Kids say the funniest things right? Here’s proof. Yesterday, we were getting ready to head to the pool. That’s how we roll. So I was getting ready to change, so Coco and the Kyd were exiting our room. The Kyd called Riley out of the room, and after the door closed dropped this gem.

“Come on Riley, you don’t need to see daddy’s little penis,” (she calls Coco and I the dogs mommy and daddy)

So Coco, shocked, responded with, “I don’t think you should call it small.”

That was the setup for, “Okay. Riley, you don’t need to see daddy’s big penis” Look, I have an ego, but having a 6 year old say that is creepy and scary.

And so mom quickly responded, “Let’s just call it ‘his privates.’”

***

So now that I would like to find a new job, all I seem to do is see things around me that are making someone else rich. Like today at lunch, I couldn’t help but wonder how the napkin company got started. And I wonder if there is someone out there now, who is itching to turn the napkin business on its collective ear. Maybe I can become the Steve Jobs of napkins. I’ll call them i-Kins. I’ll make them ultra-thin, packaged in a really sleek box and they’ll be overpriced. Just wait till the i-Kin mini hits.

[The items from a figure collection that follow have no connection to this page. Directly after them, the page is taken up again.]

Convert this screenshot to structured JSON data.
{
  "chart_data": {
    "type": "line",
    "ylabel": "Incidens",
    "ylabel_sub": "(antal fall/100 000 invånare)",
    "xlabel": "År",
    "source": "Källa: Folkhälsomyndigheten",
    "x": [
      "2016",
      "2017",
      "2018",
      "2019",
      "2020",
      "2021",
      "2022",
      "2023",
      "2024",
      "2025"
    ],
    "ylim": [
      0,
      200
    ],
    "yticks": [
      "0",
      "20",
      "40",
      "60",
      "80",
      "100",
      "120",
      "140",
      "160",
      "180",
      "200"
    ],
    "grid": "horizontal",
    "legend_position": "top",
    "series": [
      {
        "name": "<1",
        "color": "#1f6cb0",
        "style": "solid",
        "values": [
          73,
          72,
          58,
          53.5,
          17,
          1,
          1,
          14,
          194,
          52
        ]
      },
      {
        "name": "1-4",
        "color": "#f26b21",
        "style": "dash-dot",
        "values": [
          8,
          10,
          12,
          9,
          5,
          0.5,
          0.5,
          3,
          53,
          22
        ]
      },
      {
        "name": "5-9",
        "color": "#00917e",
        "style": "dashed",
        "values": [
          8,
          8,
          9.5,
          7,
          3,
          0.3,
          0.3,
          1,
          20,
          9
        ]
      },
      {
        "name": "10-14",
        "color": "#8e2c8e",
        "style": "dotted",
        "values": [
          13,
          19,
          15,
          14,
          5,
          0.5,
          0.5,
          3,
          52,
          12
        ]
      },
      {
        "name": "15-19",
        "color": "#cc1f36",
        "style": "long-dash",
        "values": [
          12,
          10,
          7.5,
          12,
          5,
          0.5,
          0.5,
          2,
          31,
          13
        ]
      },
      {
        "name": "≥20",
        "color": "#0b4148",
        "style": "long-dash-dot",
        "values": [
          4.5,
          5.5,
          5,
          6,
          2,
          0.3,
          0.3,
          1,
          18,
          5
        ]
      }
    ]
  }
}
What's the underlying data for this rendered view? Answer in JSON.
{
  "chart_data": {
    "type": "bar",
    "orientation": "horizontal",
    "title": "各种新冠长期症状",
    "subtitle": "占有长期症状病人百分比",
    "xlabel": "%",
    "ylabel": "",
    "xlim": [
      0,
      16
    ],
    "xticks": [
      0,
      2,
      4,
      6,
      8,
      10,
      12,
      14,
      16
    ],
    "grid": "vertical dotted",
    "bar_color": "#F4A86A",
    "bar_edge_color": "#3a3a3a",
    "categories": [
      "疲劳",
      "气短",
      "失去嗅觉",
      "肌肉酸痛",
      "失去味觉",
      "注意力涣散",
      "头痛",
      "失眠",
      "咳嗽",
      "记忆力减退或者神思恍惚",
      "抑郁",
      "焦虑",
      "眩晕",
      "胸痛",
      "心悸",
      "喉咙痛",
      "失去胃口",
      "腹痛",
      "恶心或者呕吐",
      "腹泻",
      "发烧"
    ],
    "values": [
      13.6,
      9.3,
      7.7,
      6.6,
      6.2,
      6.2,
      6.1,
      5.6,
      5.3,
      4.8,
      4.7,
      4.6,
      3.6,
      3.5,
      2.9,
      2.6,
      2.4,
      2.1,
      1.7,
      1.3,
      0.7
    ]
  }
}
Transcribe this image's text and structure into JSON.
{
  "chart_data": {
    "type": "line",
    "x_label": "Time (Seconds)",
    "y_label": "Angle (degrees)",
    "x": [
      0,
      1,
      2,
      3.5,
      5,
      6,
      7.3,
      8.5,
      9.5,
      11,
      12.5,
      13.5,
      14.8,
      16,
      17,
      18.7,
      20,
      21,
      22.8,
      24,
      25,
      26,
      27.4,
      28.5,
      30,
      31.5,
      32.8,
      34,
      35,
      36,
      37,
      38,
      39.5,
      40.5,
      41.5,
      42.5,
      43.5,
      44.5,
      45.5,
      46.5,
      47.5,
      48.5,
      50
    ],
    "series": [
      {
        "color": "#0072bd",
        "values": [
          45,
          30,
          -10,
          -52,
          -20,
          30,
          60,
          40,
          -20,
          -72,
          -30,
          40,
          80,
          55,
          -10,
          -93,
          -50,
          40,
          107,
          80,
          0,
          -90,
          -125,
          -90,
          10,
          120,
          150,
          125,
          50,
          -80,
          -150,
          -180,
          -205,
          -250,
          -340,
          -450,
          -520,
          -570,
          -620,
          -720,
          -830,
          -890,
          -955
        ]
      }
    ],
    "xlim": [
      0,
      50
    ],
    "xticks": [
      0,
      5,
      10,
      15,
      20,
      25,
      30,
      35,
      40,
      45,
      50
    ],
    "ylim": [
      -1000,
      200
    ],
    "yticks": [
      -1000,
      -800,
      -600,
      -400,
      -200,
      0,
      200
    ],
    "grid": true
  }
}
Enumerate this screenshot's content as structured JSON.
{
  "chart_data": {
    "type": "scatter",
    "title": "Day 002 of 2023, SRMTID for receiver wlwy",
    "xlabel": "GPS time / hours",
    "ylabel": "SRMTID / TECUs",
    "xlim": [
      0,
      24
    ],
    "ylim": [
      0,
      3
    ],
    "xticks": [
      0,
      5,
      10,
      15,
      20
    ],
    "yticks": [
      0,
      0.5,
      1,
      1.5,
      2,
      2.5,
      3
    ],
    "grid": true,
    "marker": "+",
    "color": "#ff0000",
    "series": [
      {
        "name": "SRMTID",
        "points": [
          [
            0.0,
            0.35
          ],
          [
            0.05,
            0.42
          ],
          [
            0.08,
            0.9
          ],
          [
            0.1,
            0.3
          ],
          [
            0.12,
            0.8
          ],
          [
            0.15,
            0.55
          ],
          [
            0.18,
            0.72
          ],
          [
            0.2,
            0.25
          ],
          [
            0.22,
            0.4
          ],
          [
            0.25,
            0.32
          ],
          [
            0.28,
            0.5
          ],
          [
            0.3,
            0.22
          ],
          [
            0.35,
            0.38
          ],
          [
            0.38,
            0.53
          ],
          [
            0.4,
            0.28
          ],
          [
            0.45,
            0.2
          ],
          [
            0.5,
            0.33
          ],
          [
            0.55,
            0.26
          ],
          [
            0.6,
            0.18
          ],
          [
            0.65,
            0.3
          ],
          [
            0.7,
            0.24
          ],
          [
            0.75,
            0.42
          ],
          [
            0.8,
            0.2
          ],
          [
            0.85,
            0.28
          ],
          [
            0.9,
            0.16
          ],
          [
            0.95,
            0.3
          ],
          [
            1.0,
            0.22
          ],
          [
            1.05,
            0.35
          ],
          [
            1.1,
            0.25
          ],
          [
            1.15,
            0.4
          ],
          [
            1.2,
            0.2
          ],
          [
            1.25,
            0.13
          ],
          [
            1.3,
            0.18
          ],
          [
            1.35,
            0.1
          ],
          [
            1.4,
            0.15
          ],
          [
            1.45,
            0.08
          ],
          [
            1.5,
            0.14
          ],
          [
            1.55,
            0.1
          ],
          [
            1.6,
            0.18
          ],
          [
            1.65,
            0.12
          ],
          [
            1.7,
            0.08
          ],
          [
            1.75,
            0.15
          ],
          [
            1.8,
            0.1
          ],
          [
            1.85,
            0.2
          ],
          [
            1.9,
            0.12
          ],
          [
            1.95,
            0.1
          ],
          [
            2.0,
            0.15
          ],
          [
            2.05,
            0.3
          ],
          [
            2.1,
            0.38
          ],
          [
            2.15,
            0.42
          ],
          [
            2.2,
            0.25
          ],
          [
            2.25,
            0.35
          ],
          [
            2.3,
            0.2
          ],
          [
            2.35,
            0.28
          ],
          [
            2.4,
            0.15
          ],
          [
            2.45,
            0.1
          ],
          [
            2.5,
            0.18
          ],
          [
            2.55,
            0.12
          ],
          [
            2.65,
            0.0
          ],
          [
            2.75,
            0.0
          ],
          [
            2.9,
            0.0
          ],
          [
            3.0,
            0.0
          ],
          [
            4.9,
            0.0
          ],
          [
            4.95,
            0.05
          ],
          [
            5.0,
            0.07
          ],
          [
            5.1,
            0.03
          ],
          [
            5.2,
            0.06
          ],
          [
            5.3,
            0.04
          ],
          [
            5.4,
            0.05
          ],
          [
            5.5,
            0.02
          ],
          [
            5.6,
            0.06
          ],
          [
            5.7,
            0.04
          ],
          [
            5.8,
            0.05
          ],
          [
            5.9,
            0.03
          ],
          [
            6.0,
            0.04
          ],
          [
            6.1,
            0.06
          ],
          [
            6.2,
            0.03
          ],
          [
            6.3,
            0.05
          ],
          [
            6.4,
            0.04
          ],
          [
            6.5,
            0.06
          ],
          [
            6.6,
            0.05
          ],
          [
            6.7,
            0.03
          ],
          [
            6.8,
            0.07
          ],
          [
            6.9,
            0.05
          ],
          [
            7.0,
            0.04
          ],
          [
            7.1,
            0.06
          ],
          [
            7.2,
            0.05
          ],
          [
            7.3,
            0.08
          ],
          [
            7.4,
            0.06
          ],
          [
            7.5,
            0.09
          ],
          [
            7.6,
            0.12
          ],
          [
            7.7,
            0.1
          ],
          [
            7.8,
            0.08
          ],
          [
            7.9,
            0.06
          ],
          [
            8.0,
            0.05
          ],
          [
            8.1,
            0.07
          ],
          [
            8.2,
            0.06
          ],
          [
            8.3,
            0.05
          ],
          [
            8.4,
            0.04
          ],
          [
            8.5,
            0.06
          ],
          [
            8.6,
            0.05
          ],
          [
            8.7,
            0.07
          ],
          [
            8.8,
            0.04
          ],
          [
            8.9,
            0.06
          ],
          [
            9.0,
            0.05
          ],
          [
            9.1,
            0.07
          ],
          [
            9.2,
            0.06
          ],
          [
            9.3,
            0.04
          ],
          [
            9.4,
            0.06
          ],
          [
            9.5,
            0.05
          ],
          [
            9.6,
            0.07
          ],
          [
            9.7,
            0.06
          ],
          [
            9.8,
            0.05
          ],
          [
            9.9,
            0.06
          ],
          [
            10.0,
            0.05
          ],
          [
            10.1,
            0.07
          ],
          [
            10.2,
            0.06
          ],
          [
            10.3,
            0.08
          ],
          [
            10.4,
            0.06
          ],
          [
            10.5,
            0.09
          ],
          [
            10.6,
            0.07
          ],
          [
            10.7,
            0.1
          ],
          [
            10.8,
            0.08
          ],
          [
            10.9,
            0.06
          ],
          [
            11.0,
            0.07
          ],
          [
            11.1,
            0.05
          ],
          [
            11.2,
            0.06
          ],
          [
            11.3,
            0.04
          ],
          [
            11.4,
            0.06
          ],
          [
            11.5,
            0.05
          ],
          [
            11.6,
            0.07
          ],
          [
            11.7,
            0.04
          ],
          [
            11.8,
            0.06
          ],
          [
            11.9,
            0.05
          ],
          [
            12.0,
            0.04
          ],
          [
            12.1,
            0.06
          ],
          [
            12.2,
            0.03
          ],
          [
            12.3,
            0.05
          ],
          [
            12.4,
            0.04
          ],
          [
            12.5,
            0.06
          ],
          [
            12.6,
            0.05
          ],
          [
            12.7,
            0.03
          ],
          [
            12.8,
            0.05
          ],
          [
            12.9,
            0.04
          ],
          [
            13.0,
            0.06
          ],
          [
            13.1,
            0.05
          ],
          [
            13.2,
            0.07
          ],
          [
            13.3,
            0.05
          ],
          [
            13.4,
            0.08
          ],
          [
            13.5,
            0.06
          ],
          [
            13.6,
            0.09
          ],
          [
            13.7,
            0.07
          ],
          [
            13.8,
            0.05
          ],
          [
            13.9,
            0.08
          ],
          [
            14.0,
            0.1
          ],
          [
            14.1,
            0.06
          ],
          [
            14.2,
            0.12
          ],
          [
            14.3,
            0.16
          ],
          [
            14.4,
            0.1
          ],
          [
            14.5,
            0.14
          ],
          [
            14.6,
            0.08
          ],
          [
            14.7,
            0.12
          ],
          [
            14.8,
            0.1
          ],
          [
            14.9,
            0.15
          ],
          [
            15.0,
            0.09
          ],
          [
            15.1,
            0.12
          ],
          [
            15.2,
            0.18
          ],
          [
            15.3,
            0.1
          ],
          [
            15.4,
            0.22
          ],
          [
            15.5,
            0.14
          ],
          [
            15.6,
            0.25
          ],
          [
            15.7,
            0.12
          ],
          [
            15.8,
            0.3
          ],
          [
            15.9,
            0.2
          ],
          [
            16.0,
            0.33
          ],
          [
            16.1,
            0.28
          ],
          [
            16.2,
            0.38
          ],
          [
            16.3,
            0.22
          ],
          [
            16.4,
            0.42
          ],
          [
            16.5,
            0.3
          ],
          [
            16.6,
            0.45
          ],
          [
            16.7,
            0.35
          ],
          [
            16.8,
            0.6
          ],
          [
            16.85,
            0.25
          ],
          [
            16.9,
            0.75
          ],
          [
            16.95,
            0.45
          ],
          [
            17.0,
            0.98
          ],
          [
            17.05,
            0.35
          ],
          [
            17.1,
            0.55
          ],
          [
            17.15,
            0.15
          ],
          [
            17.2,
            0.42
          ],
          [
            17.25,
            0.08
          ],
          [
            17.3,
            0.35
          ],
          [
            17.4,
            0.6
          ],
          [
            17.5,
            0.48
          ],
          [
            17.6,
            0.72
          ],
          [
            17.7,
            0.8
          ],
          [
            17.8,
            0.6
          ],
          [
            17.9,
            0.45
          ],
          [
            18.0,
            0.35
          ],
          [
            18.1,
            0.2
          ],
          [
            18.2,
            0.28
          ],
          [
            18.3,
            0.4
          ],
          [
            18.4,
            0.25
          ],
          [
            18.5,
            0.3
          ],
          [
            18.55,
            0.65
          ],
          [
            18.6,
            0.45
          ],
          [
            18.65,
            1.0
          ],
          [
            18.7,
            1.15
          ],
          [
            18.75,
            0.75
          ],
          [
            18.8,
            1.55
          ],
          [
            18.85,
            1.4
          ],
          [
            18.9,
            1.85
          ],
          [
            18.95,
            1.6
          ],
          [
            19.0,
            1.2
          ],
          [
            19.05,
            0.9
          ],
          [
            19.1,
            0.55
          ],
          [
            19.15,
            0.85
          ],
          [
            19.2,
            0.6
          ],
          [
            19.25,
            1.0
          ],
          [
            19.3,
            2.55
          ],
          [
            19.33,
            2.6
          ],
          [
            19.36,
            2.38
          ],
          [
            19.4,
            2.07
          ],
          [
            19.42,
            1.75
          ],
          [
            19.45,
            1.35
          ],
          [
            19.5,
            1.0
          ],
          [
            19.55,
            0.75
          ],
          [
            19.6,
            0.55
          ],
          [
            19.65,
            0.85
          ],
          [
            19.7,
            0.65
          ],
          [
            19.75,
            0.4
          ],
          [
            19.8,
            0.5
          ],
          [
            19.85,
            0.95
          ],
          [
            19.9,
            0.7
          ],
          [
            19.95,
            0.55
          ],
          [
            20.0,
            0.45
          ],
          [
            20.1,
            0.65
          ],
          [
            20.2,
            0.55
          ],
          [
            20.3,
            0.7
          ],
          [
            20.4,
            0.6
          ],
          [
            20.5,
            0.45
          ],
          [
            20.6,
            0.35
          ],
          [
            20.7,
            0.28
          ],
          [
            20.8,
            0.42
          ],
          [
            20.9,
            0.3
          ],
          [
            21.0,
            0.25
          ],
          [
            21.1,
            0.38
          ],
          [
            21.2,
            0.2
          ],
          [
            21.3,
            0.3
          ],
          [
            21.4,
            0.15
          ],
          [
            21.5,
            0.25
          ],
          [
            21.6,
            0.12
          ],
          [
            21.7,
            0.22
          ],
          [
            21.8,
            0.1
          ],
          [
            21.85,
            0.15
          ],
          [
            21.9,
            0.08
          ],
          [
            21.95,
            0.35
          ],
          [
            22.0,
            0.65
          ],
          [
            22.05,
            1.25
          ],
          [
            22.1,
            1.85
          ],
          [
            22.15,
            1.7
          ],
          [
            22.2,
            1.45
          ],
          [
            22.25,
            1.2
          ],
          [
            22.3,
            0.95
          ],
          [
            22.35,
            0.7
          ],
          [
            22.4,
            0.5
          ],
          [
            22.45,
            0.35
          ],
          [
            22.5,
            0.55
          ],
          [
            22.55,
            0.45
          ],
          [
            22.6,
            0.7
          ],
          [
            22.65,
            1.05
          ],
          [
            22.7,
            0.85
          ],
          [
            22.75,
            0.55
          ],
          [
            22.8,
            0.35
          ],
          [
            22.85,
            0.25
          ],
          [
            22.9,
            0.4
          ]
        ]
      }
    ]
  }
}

Then maybe it’ll be time to move on to taking on the tray business. I just need to find a way to keep a drink for tipping, and I can revolutionize the trays we all use when we grab fast food. Imagine walking at your normal pace, while keeping an eye on the kids and not once worrying if your drink will tip. I could put the company that makes the lids for McDonalds’ cups out of business. And you know you’ve noticed how those lids are 100 times better than their Burger King counterparts.